The Iran war has roiled global oil markets, and a double blockade of the Strait of Hormuz has reduced oil shipments through the key choke point to almost zero. Brent crude prices have risen nearly 50% since the conflict erupted in late February as millions of barrels of daily crude supplies have been shut down in the region, threatening to stoke global inflation while hampering economic growth.
“We now assume that Gulf exports will normalize by the end of June compared with the previous mid-May, and that the Gulf production recovery will be slower,” the analysts said. “Economic risks are greater than our crude oil base case suggests due to net upside risks to oil prices, unusually high refined product prices, product shortage risks, and the unprecedented scale of the shock.”
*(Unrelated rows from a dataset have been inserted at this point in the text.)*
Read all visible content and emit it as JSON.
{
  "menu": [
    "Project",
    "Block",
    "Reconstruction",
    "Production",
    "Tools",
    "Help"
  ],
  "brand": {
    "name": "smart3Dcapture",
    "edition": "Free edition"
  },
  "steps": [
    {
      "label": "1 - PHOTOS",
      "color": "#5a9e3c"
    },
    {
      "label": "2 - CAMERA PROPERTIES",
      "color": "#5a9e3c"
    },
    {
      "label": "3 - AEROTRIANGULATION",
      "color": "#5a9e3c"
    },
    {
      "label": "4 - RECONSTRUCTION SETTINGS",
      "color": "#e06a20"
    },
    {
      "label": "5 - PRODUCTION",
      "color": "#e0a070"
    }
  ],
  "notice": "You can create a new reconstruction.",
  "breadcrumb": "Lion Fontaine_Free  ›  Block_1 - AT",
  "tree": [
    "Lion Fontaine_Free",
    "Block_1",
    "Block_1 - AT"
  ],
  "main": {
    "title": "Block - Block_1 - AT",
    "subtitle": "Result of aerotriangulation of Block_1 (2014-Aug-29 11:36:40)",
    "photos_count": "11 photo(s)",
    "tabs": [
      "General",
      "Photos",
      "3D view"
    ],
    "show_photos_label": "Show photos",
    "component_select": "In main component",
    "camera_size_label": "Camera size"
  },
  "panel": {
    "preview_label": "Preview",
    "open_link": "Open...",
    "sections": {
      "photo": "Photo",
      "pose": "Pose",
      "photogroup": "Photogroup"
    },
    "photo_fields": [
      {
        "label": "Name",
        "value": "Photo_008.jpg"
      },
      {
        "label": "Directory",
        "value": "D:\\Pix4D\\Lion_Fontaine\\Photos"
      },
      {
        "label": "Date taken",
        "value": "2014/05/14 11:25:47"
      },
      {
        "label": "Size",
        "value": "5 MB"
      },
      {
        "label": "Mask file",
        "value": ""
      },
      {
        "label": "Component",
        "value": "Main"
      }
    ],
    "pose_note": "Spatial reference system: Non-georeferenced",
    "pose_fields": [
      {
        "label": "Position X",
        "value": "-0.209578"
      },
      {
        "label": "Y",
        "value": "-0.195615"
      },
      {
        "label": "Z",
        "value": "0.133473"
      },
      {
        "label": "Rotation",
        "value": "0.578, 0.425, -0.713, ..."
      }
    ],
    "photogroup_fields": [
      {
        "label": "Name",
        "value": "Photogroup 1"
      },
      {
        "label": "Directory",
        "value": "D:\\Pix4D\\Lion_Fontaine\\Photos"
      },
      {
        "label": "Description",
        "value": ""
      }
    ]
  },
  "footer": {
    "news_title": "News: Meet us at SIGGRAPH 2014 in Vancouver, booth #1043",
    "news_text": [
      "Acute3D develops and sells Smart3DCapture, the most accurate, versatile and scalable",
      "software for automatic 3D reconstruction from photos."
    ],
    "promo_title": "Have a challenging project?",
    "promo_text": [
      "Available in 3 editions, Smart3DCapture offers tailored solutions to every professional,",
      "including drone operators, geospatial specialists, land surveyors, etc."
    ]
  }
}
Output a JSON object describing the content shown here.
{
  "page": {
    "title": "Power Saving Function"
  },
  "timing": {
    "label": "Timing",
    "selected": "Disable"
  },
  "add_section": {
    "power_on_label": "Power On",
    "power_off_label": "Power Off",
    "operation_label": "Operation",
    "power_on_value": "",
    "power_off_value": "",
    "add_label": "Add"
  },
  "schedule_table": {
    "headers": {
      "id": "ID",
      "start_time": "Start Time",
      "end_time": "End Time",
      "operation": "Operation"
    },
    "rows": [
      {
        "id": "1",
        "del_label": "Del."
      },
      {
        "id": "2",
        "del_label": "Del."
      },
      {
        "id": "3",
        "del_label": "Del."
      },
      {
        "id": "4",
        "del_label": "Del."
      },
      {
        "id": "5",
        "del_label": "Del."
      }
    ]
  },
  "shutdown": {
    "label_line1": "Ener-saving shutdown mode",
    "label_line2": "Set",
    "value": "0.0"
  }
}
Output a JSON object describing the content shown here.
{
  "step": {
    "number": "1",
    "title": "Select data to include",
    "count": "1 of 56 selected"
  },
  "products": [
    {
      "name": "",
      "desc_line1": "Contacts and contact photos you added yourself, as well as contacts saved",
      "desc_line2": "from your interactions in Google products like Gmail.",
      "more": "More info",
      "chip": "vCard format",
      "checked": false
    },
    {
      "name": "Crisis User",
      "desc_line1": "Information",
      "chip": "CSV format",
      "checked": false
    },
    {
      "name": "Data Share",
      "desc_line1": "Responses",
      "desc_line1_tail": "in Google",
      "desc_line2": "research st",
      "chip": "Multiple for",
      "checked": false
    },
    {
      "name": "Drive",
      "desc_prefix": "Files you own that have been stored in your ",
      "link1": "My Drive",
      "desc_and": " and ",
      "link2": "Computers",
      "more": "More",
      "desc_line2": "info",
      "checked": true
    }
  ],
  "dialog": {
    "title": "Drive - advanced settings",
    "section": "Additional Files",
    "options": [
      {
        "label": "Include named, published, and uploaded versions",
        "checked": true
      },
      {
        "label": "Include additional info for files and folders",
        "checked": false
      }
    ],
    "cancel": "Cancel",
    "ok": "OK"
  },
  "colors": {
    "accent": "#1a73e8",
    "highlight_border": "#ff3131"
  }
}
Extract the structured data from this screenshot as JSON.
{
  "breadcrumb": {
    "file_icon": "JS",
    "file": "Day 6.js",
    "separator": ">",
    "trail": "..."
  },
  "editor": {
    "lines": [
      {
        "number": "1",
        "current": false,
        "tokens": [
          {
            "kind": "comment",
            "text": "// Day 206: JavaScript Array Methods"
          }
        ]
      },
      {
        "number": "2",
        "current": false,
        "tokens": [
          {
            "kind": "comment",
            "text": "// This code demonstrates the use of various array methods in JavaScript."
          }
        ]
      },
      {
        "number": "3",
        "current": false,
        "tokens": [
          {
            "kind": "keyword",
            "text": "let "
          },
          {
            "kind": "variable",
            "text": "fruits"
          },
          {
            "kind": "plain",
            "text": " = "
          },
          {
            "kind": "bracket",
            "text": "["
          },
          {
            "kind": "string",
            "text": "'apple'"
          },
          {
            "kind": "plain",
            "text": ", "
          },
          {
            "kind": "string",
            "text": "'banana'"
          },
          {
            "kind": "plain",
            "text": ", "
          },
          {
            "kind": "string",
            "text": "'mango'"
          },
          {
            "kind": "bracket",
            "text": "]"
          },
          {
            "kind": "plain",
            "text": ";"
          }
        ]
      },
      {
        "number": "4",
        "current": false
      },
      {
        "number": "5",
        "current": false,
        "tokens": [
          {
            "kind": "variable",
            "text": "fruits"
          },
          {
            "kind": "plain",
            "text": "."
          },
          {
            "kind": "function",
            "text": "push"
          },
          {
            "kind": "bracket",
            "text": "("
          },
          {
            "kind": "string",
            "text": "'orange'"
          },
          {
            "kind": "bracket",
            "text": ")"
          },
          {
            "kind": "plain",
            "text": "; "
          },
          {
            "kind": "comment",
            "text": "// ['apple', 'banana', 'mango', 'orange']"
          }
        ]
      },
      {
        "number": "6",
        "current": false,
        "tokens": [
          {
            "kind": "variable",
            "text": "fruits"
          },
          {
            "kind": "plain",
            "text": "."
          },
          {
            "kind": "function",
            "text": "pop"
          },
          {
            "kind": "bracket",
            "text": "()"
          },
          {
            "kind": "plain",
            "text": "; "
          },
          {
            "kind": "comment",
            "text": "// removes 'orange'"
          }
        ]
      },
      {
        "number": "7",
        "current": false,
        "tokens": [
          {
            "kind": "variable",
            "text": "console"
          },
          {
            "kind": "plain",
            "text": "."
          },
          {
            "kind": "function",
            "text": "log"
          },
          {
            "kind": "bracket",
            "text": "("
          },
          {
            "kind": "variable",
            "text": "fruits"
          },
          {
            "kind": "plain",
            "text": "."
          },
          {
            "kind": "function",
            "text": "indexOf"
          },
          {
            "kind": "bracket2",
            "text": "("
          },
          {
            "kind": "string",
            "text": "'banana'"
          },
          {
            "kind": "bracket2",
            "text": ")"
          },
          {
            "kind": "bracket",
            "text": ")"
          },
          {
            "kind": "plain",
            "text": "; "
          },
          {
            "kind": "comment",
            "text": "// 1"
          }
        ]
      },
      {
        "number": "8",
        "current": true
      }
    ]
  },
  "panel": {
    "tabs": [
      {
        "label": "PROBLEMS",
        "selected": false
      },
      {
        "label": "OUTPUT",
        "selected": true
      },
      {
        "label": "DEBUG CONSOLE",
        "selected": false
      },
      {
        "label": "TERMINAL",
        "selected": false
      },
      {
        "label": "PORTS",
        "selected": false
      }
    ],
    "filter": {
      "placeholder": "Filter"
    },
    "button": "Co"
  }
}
Goldman Sachs said the supply disruption would result in a deficit of 9.6 million barrels per day in the current quarter, compared with a surplus last year.
A report from analysts including Martijn Rats and Wall Street peer Morgan Stanley said Persian Gulf oil exports fell by 14.2 million barrels per day due to the closure of the Strait of Hormuz. Global inventories are expected to fall by 4.8 million barrels per day as a result, partly due to weaker demand, the bank said.
“Since the closure of the Strait of Hormuz, the oil market has essentially existed in two states simultaneously: closed to most traffic, but not completely; and expected to open at any time, but little has changed so far,” they said. “The shock is large, the data is incomplete, and the recovery is conditional,” they added.